I finally watched "Diana Vreeland: The Eye Has to Travel," a documentary about the life and ideas of the greatest fashion editor and stylist of the 20th century. The word "visionary" is thrown around a lot, but you cannot walk away from watching this film without knowing that this woman lived, breathed and thought about the world through style and beauty. Just as there are people thinking about the world linguistically, architecturally, musically, or through scents, there are people like Vreeland who find truth in the things we put on our bodies or in our homes. These seemingly frivolous appurtenances like clothes and accessories can become part of the visual language we use to speak ourselves everyday. It certainly was the way she moved through the world, saw the world, and spoke the world. She believed that clothes could even portend cultural shifts, and said once in an interview: "You can see the approach of revolution in clothes."
Before Vreeland, fashion editors helped women to conform to whatever society ladies of the day were wearing. They taught them how to be "fashionable." After Vreeland became fashion editor at Harper's Bazaar and then Vogue, she turned the fashion spread into high art: a space from which to launch women into fantasy realms. One commentator said, "She saw the genius in vulgarity." She took her readers to Morocco, juxtaposed models with elephants, and saw whole other worlds and philosophies in colors and shapes. (Funny Face, Stanley Donen's film starring Audrey Hepburn, features a character played by Kay Thompson who is modeled after Vreeland. It's a gorgeous film; Richard Avedon was the visual consultant, and he's played by Fred Astaire.)
One of the best introductions to the profound whimsy of Vreeland's vision is the first installment of her fashion "advice" column, "Why Don't You..." in Harper's Bazaar *(1936). "Why Don't You..." is less about giving real fashion advice (unless you're Lady Gaga) and more about introducing the reader to a radical new way of thinking about what style — as opposed to fashion — is. She invites the reader to see style in the unusual, the surreal, the decadent, and the absurd, and the column almost reads like a child's game, or a series of dares.
- Zip yourself into your evening dresses?
- Waft a big bouquet around like a fairy wand?
- Wear a bowler?
- Stick Japanese hair-pins in your hair?
- Buy a transparent evening coat?
- Or a geranium chiffon toque?
- Or bright flannel gloves?
- Or a black blouse?
- Expose your fortune in an isinglass bag?
- Hide your hips under an accordion-pleated jacket?
- Wear fruit hats?
One of my favorite of her "Why Don't You..." tips is read by her granddaughter in the documentary: "Why don't you wear violet velvet mittens with everything?" Why not indeed!
Beauty, as seen by a woman who was herself no conventional beauty, was what was unusual about a person's features. She would instruct photographers to exaggerate what at the time would have been considered a model's flaws. In eras in which tidy, WASPy, so-called "perfect" looks were ideal, she celebrated Barbra Streisand's "Nerfertiti" nose, Penelope Tree's doe-eyed, doleful face, the gap between Lauren Hutton's teeth, and Mick Jagger's plump lips.

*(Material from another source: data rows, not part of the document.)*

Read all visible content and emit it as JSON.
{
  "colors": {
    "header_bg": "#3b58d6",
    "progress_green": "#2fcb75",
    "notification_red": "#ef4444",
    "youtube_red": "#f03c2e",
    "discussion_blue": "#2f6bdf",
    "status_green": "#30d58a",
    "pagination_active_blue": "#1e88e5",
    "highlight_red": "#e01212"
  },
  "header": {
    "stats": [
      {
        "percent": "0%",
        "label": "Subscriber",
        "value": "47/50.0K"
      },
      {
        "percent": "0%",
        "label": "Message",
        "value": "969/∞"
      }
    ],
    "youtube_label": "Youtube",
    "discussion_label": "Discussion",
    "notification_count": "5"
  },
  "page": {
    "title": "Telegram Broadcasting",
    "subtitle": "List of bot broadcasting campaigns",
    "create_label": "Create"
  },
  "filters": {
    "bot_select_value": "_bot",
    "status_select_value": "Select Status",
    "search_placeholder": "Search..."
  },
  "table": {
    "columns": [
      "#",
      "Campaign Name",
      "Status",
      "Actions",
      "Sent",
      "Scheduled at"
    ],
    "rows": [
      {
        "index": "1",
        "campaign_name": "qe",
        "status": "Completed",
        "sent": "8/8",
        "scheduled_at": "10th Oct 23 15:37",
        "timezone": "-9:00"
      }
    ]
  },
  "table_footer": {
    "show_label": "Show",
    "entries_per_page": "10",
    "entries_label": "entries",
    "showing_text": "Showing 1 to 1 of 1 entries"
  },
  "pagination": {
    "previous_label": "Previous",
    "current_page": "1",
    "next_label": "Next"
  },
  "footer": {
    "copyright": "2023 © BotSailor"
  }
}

And of course she loved perfume. I still can't seem to figure out which perfume she loved, but here are some anecdotes I was able to round up. She had perfume injected into her pillows with hypodermic needles. Harold Koda, curator of the Costume Institute at the Metropolitan Museum of Art, says in the documentary that after she was fired by Vogue (?!), she was hired as the first-ever curator of the Met's Costume Institute, and had fragrance "pumped through the air-conditioning vents" of the exhibits. The blog Perfume Chronicles includes this fantastic quote from her George Plimpton-aided memoir, D.V.: "There’s a whole school now that says that the scent must be faint. This is ridiculous. I’m speaking from the experience of a lifetime. I always carry purse scent – that way I’m never without it. Do you notice any scent on me now? Don’t come any closer – if you have to sniff like a hound, it’s not enough!"
And although she declares that "Perfume is an extravagance," extravagance, in her world, is the precondition for the good life, a necessity and not an occasional add-on. And extravagance is not dependent on money. Luxury, decadence, and extravagence for Vreeland are fueled by imagination. (Of course, money helps!) "I believe in the dream," she says in D.V. "I think we only live in our dreams and our imagination. That's the only reality we ever really know."
I was truly moved by this documentary, and look forward to getting my mitts on D.V. and the recently released Diana Vreeland Memos: The Vogue Years, compiled by her grandson Alexander Vreeland. How can you not fall in love with a woman who, when asked by reporter Jane Pauley who the most stylish person in the world is, replies, "A racehorse," and whose ordinary thoughts include concerns like: "This world without a leopard. Who'd want to be there?" That leopard, I'm convinced, stands in for everything that is wild and beautiful. And I, for one, don't want to live in a world without them either.